Targeting anti-money laundering, the European Union is building a new regulator — “Anti-Money Laundering Authority” (AMLA) — that will direct oversee crypto businesses. Many negotiations remain before the AMLA launch, but all signs are that it’s underway.
The EU is set to create a brand new regulator focused on direct crypto oversight. Although the crypto industry’s attention has been drawn to the Markets in Crypto Assets regulation and the controversial Transfer of Funds Regulation, these documents are part of a broader package of EU anti-money laundering (AML) policy that will have major implications for all financial institutions.
Last July, the European Commission released its proposal for the Sixth Directive AML/CFT or AMLD6. The European Council released its version this July. European Parliament is set to take it up following the current August vacation. Once parliament passes its version of the regulation, the three bodies will enter into largely opaque negotiations called trilogues.
The focus of the new legislation is on the creation of an EU-wide AML regulator. Despite the upcoming negotiations, there seems to be minimal disagreement between the legislative bodies that such a regular is needed and that it should have direct oversight over crypto asset service providers in the EU.
Lately, European Parliament has been the most aggressive of the three bodies in terms of calling for the regulation of crypto. Thus, it is unlikely to oppose giving the future regulator direct supervision over crypto.
Titled “Anti-Money Laundering Authority,” or AMLA, the regulator will monitor at least “high-risk” crypto firms as financial servicers directly, per the Commission and Counsel versions.
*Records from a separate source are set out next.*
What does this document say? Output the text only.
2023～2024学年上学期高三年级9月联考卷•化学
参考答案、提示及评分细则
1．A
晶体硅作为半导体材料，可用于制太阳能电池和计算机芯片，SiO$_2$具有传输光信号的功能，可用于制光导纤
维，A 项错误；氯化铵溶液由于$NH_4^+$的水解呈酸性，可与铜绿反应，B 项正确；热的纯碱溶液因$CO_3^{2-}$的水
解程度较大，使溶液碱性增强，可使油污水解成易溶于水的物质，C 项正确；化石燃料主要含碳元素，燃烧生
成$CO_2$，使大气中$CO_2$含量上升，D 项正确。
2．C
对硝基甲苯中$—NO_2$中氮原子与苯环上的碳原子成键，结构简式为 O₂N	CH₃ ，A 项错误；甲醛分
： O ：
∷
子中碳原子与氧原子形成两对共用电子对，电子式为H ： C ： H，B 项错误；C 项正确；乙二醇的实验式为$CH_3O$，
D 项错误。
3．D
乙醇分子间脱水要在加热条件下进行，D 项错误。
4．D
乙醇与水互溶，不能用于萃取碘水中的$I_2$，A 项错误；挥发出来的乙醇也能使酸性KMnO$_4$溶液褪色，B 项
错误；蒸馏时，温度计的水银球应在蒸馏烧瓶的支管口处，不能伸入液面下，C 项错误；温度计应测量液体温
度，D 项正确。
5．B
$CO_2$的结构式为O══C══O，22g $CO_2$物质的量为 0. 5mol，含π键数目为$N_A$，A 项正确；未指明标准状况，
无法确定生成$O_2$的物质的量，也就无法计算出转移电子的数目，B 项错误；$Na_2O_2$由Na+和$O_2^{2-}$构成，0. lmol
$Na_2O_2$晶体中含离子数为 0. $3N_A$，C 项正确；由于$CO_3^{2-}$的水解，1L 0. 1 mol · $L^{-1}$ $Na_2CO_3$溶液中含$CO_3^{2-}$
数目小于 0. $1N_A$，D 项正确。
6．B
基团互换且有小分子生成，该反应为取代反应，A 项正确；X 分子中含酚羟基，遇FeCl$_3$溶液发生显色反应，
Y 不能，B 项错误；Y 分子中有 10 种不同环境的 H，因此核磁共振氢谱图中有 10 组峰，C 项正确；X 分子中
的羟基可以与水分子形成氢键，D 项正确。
“EU-level supervision consisting of a hub and spoke model – i.e., supervisor at the EU level competent for direct supervision of certain financial institutions (FIs), indirect supervision/coordination of the other FIs, and a coordination role for supervising the non-financial sector as a first step,” a parliamentary briefing said.
The international body will be a major shift for the EU. Previous AML directives (from 2015 and 2018) established standards for member nations to collect and make available certain data, like information about beneficial ownership of corporations. Those registries are a good example of the disparate adoption of the regulations. Even among the countries that provide access to corporate information for free, the information available varies widely.
The opacity behind certain corporate registries allowed crypto firms like Binance to tout Maltese regulation for years.
AMLD5 established that member states should treat crypto exchanges as financial institutions. But that implementation was left up to the member states. There is recourse for the EU bodies to pursue member states, but the overall reporting requirements don’t lead to a union body.
The timeframe for implementation will hinge upon negotiations among European Parliament as well as subsequent trilogues involving the commission. Implementation of the regulation – including staffing of AMLA – will take years. But there seems to be little doubt that such a regulator is indeed coming.
“It’s critical to ensure that the AMLA will have sufficiently skilled staff that can deal with state-of-the-art technologies required for interacting with decentralized networks,” the EU Crypto Initiative, a trade association, told The Block.
Last month, European authorities reached a milestone deal to regulate the trading of crypto assets in the bloc, to rein in what lawmakers call the “wild west” of financial markets. EU member states and the European Parliament on July 1 settled the terms of rules that aim to protect consumers and increase transparency from companies while allowing the nascent market to flourish.